O skyglow é marcado pelo aumento da luz aparente no céu escuro e pode ser observado sobre as cidades à distância. O excesso de iluminação faz com que as partículas de luz se dispersem para a atmosfera, o que dificulta a observação astronômica de estrelas e planetas. O problema é agravado pela presença de satélites e de lixo espacial em órbita.
As emissões de luz detectadas pelos satélites aumentaram de 1992 a 2017 em pelo menos 49%. No entanto, o índice pode ser ainda maior considerando que a medição da poluição atmosférica é feita a partir de um satélite que não capta as frequências de luz azul, emitidas pelas luzes LED.
Enquanto isso, o mercado global de LED cresceu de 1% em 2011 para 47% em 2019. O que aponta que a maioria das lâmpadas hoje são de LED, especialmente aquelas utilizadas nas ruas.
O skyglow também pode ser afetado pelo aparecimento de novas fontes de luz em um país, mais do que pela troca de uma lâmpada por outra. O que mais impacta é o tanto de luz que acaba dispersando dos postes, ou da iluminação das casas e estabelecimentos que, ao invés de ser bem direcionada ao solo, por exemplo, acaba indo diretamente para o céu.
Observação astronômica
Nos observatórios, imagens são capturadas a partir de intervalos de tempo de exposição às luzes dos astros, como explica o pesquisador da USP.

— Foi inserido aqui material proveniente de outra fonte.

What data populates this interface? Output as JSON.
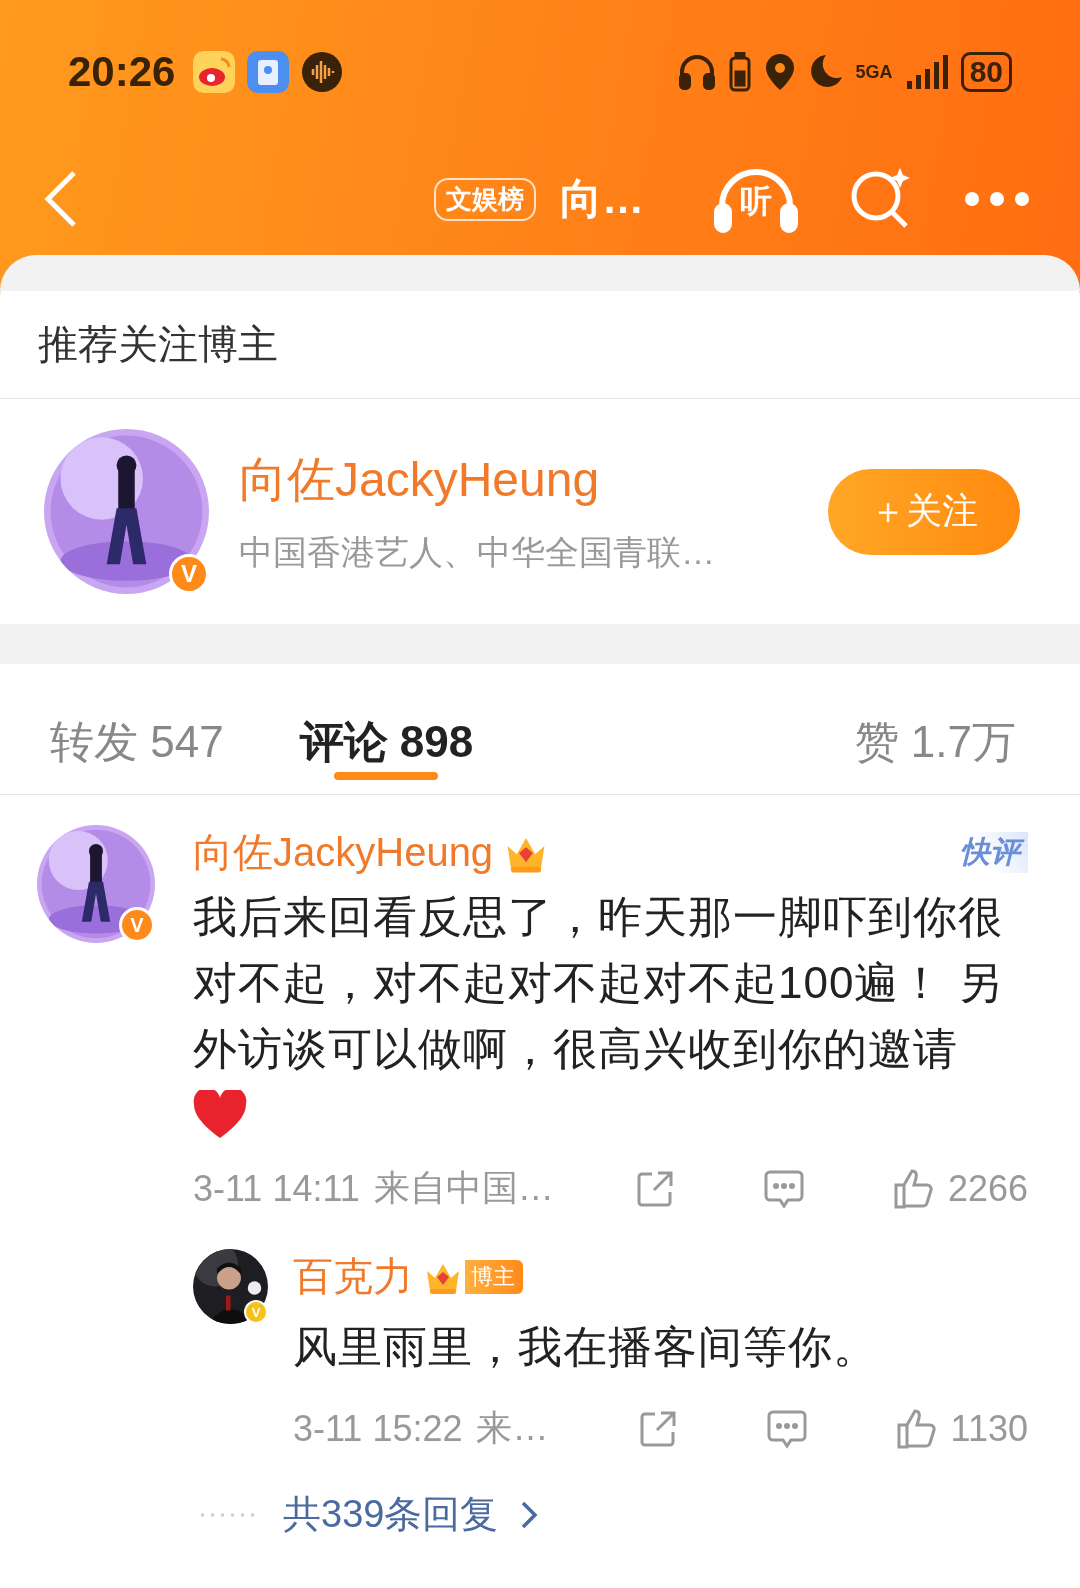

“O nosso olho não tem uma regulagem de tempo de exposição, então ele não serve para observações astronômicas profissionais modernas. Já serviu imensamente até meados do século 19; até a invenção da fotografia, em torno de 1840, todas as observações astronômicas eram feitas a olho nu. Porém, isso é passado, isso é história. Agora, os observatórios profissionais precisam de registradores de imagem, porque a maior parte da informação que vem de um alvo astronômico não vem na forma de uma imagem, você tem que decompor a luz nos seus componentes e observar o que se chama de espectro da luz”, diz Dell’Aglio.

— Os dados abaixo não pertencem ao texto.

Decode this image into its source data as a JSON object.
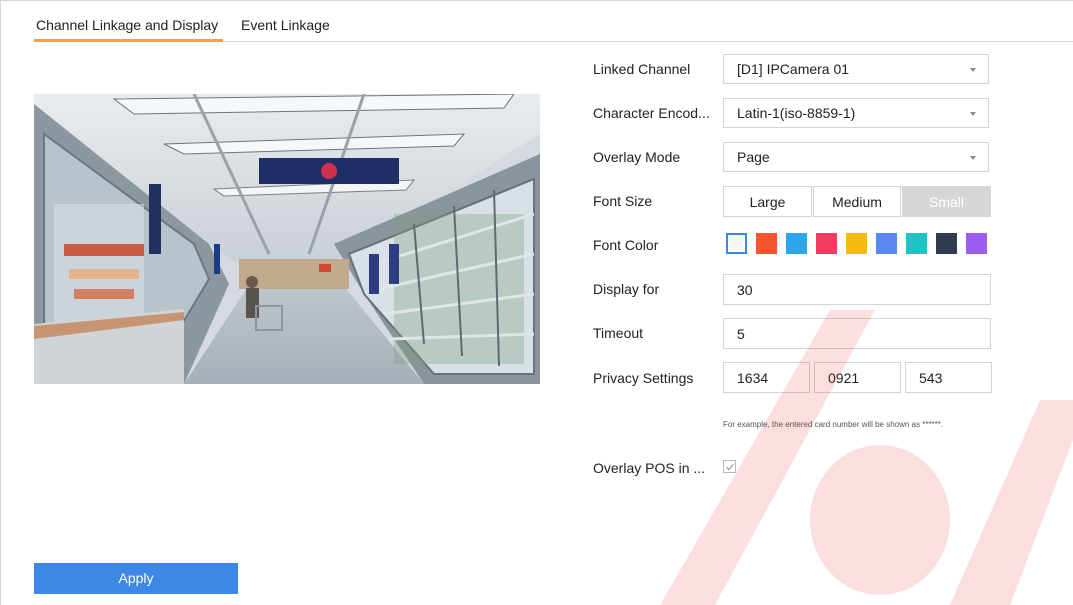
{
  "tabs": [
    {
      "label": "Channel Linkage and Display",
      "active": true
    },
    {
      "label": "Event Linkage",
      "active": false
    }
  ],
  "form": {
    "linked_channel": {
      "label": "Linked Channel",
      "value": "[D1] IPCamera 01"
    },
    "character_encoding": {
      "label": "Character Encod...",
      "value": "Latin-1(iso-8859-1)"
    },
    "overlay_mode": {
      "label": "Overlay Mode",
      "value": "Page"
    },
    "font_size": {
      "label": "Font Size",
      "options": [
        "Large",
        "Medium",
        "Small"
      ],
      "selected": "Small"
    },
    "font_color": {
      "label": "Font Color",
      "colors": [
        "#f7f7f7",
        "#f5562e",
        "#2ea6ec",
        "#f23e63",
        "#f6bb12",
        "#5a88ee",
        "#20c3c3",
        "#323a52",
        "#9b5ef3"
      ],
      "selected_index": 0
    },
    "display_for": {
      "label": "Display for",
      "value": "30"
    },
    "timeout": {
      "label": "Timeout",
      "value": "5"
    },
    "privacy_settings": {
      "label": "Privacy Settings",
      "values": [
        "1634",
        "0921",
        "543"
      ]
    },
    "privacy_hint": "For example, the entered card number will be shown as ******.",
    "overlay_pos": {
      "label": "Overlay POS in ...",
      "checked": true
    }
  },
  "apply_label": "Apply",
  "colors": {
    "accent": "#f0a04b",
    "primary_button": "#3d88e6",
    "watermark": "#e8262b"
  }
}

Interferências de luz externas às de estrelas e de astros impactam a qualidade do espectro de luz a ser observado e estudado pelos astrônomos. Até mesmo a luz refletida em partículas de poeira das cidades pode interferir nessa observação. Por esse motivo, os observatórios são construídos afastados das cidades.
“A astronomia óptica depende, sim, de ter céus muito escuros, o mais escuro possível. Por isso, os observatórios astronômicos profissionais são sempre instalados em locais afastados da atividade humana, normalmente montanhas ou desertos, lugares mais retirados. Cada vez mais a poluição ótica [luminosa] começa a ser problema mesmo nos grandes observatórios astronômicos profissionais”, diz o professor.

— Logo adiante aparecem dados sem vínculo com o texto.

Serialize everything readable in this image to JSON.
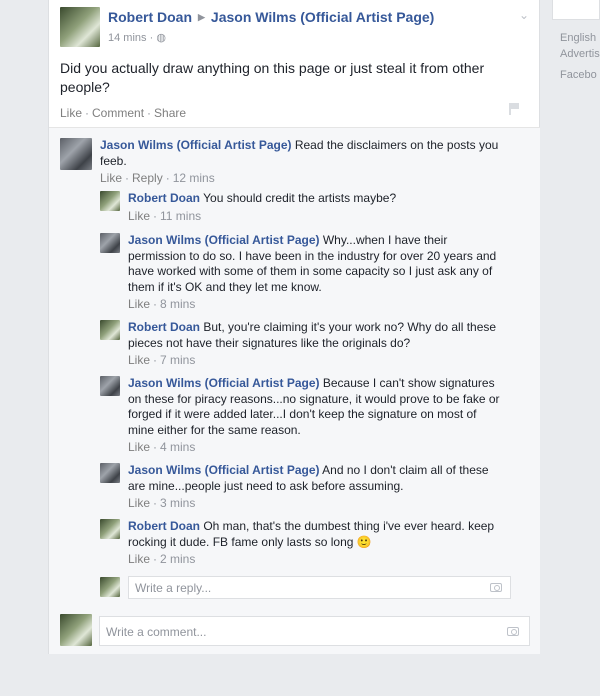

Além de prejudicar a astronomia, a poluição luminosa tem efeitos negativos sobre a vida humana e animal. Ela confunde o tempo circadiano, afeta a produção de melatonina, os padrões de migração – tartarugas, pássaros e insetos são atraídos pela luz, o que faz com que migrem fora do tempo certo ou se arrisquem em áreas iluminadas não naturalmente, mas artificialmente, podendo levá-los à morte. Também, os ecossistemas marinhos estão sendo alterados pela poluição.
Redução da poluição luminosa
Estima-se que atualmente mais de 80% da população seja afetada pela poluição luminosa. Em alguns lugares, como no Chile, Estados Unidos e Havaí, existem iniciativas para reduzir a iluminação perto dos observatórios.
Além disso, reservas de céu escuro com o uso de iluminação adequada buscam minimizar o problema. Entre as soluções, estão a instalação de postes de luz que iluminem apenas a rua, não dispersando para o céu, e com pouca sobreposição de feixes de luz, além de menos recursos de iluminação à noite.
“Ter céu escuro não é só uma questão de fazer pesquisas de astronomia. Ter o céu escuro é poder acompanhar os ciclos naturais, o que faz parte da cultura, faz parte da educação, faz parte dessa nossa civilidade”, diz Dell’Aglio.